Changing the tire on a car without pulling over -- existing entity restructuring in China. Michael Sylvester

tire-change.jpgA large part of our business in the last ten years, as China continues to mature internally, has focused on what we call existing entity restructuring and often feels a lot like changing the tire on a car without pulling the car over to the side of the road.

You are here, you have been doing business for some years and either the law has matured, allowing greater market access, or things you may have been able to get away with in the past are no longer possible -- or any of a thousand scenarios where what happened in the past is no longer sound business strategy for some reason now.  Then what?

Well, we find a long straight road, tip the car up on two wheels without tipping it over, change the flat tire and then help you accelerate away in the right direction again -- that's what.  While that is not exactly what we do, for us and our clients both, we know it often feels a lot like that.

For example, the other day the foreign owner in a joint venture came in.  He has been here for quite a few years and is a mature expatriot business man.  Meaning, he knows things get screwed up sometimes and he has learned to work through many difficulties on his own.   

Just in case anyone out there does not know the vocabulary, a joint venture is a legal or contractual business relationship where a Chinese business and a foreign business enter into a formally registered relationship that forms a third business owned by both of them.  Both of the original businesses stay open and operate on their own + have this weird third business between them too.  Basically joint ventures are a nightmare and should never be used unless Chinese law requires it.  But, that is another story, for another day.

Back to the foreigner sitting in our confernce room the other day...  While familar with many of the details needed to be a success here, this time he needed some help.

His joint venture partner was charging a 30% premium on products sold to the joint venture in addition to a 50% share of the profits of the joint venture itself.  Yeah, yeah I know you are going to say that is counter-intuitive and no sound business would shoot themselves in the foot like the Chinese gentlemen was doing.  Welcome to China, it does not always make sense from the outside looking in.  But, if you know what to look for, it is a hell of a good strategy for the person using that strategy.  Unfortunatly, that strategy was being used against our client.

The joint venture agreement originally drafted between the two of them contained no clause saying one party could not price gouge the other -- so price gouging was the game of the day.

And it was killing the business.  But, it seems that was the plan of the Chinese side of that particular joint venture.  Screw the foreigner until he walks away, restart the business again with sound business principles after the foreigner got tired, gave up and just walked away.

Then the Chinese side would be 100% owner and would most likely be a wild success because he would no longer be price gouging, would therefore be competitive and would not have to share the profits.  Not bad work if you can get it...

Yet, the foreigner owed the Chinese side of the joint venture a lot of money and the Chinese side wanted to be paid.  We advised proposing to the Chinese side that we would pay them and give them almost identical equity in a new company, owned and controlled by the foreign party, but only after dissolving the joint venture first.

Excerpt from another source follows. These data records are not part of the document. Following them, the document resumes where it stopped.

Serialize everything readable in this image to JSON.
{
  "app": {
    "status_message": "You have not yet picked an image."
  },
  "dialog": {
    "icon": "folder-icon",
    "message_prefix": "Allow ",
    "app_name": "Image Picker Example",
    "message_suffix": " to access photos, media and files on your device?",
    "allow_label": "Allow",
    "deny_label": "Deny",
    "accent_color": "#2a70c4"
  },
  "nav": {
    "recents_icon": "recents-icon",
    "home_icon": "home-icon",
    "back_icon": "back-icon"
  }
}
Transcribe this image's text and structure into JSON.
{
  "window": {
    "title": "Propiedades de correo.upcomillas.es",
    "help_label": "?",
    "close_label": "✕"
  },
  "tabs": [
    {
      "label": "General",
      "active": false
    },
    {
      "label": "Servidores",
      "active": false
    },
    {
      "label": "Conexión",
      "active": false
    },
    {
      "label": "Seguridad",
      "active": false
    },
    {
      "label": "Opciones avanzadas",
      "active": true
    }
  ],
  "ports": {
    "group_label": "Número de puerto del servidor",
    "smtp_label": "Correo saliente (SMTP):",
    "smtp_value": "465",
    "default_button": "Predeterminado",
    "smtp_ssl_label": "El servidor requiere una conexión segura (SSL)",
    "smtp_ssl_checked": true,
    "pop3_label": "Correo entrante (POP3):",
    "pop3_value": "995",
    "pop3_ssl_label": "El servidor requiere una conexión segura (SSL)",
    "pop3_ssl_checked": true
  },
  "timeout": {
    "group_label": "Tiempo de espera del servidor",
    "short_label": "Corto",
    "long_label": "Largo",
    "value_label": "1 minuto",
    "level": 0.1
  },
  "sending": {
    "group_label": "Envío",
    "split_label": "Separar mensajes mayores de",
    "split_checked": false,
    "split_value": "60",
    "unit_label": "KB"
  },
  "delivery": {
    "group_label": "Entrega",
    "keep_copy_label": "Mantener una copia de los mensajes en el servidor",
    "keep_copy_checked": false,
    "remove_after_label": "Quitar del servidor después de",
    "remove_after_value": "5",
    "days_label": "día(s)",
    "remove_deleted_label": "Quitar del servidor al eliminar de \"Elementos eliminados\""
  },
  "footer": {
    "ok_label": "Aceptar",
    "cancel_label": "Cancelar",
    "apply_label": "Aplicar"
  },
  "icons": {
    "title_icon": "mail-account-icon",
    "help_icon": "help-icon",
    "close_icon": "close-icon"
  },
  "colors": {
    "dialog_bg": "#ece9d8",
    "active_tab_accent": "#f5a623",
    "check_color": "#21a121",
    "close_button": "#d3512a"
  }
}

Both sides wanted to get paid, neither wanted a bankruptcy, neither wanted to deal with the interference of an unfriendly partner and nobody wanted the car to stop, because it's a good car.

So, how do you change a tire without pulling the car over to the side of the road?  Well, you tip the car over, drive carefully for a little while, then get back on all four wheels and get going again.

All you need is a little creativity, a long straight road and a little nerve...but it can be done.